Veeva's stock is up more than 40 percent this year. At its analyst meeting on Thursday, the company shared its ambitious plan to achieve $1 billion in sales by 2020. If that is the case, Cramer thinks the stock could have plenty more room to run. To learn more, he spoke with Veeva's founder and CEO Peter Gassner, who commented on the lack of competition in the space.

"We are replacing legacy, and you know we were early to figure out that this really industry-specific stuff can be moved to the cloud. We got momentum and it surprises me, too, but that's what we are doing. We are still replacing this legacy," Gassner said.

When Cramer heard the news that Qualcomm was in talks to buy NXP Semiconductor, he wasn't surprised. It was always there for the taking, he said.

"This move that has taken NXP from $82 to $102 in two days' time was totally gettable," Cramer said.

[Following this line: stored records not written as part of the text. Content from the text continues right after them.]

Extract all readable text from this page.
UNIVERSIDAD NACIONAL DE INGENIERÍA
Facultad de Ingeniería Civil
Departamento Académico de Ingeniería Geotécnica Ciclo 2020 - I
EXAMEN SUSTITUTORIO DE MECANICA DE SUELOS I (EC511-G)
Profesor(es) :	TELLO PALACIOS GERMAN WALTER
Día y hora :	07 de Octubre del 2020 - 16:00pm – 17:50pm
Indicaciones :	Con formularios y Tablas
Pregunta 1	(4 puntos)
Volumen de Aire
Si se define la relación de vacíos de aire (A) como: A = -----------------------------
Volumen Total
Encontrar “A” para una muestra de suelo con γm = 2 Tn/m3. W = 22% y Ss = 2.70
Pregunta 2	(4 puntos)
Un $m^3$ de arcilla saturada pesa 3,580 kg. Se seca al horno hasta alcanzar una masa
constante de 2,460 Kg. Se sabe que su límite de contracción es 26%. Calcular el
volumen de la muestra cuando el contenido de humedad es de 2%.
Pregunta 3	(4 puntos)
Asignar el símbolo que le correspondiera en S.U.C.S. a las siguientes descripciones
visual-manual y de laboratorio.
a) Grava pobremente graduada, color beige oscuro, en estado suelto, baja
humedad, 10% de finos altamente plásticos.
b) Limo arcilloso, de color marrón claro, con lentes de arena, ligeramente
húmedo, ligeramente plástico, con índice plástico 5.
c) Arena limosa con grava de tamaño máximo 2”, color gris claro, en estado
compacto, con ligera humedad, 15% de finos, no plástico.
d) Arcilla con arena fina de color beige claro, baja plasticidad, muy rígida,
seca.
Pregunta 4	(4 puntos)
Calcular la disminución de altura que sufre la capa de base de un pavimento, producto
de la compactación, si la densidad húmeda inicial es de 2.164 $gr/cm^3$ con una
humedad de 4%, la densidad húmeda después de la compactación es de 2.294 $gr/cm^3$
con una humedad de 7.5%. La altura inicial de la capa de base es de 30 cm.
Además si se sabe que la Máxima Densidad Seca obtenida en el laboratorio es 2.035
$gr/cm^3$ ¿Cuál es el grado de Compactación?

NXP was previously pegged as a company that did near field communications for Apple iPhones and was the brains behind iPay. But management knew it could be bigger and saw the growth in smartphones, so it bought Freescale, which meant 40 percent of the combined company's sales would come from the auto market.

In the end, what made it so attractive to purchase was that NXP wasn't just a communications chip provider. It was clear to Cramer that Qualcomm is desperate for growth beyond communications.

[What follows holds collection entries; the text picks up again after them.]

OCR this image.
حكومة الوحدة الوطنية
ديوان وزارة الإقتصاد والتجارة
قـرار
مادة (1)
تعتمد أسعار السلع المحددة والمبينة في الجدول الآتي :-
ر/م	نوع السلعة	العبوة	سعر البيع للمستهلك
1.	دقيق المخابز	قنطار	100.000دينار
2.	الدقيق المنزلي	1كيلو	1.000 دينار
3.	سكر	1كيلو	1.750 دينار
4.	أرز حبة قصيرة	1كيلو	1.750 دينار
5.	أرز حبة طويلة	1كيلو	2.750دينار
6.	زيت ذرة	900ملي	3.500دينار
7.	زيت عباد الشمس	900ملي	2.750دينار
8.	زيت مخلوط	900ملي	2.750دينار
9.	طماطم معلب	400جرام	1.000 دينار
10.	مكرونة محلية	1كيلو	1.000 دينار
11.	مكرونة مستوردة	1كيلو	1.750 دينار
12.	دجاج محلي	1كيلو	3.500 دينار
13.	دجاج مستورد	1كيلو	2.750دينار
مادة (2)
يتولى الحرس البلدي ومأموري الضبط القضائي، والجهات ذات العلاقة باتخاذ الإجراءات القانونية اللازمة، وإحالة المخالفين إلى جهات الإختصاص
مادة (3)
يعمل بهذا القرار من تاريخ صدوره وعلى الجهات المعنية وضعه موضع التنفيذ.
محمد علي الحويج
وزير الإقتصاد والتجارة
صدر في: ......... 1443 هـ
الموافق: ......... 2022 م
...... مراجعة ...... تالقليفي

In the Lightning Round, Cramer gave his take on a few caller favorite stocks:

Eaton Corporation: "It has exploded. A lot of people are thinking that trucks are getting better. It's trading right now with Cummins, it really shouldn't, Cummins had a big move. That said, I think the stock is headed higher, not lower."

Brooks Automation: "I think it's a very inexpensive stock, and I like it. But I have to tell you, I see you with Brooks and I'll go with Flex, which I think is better."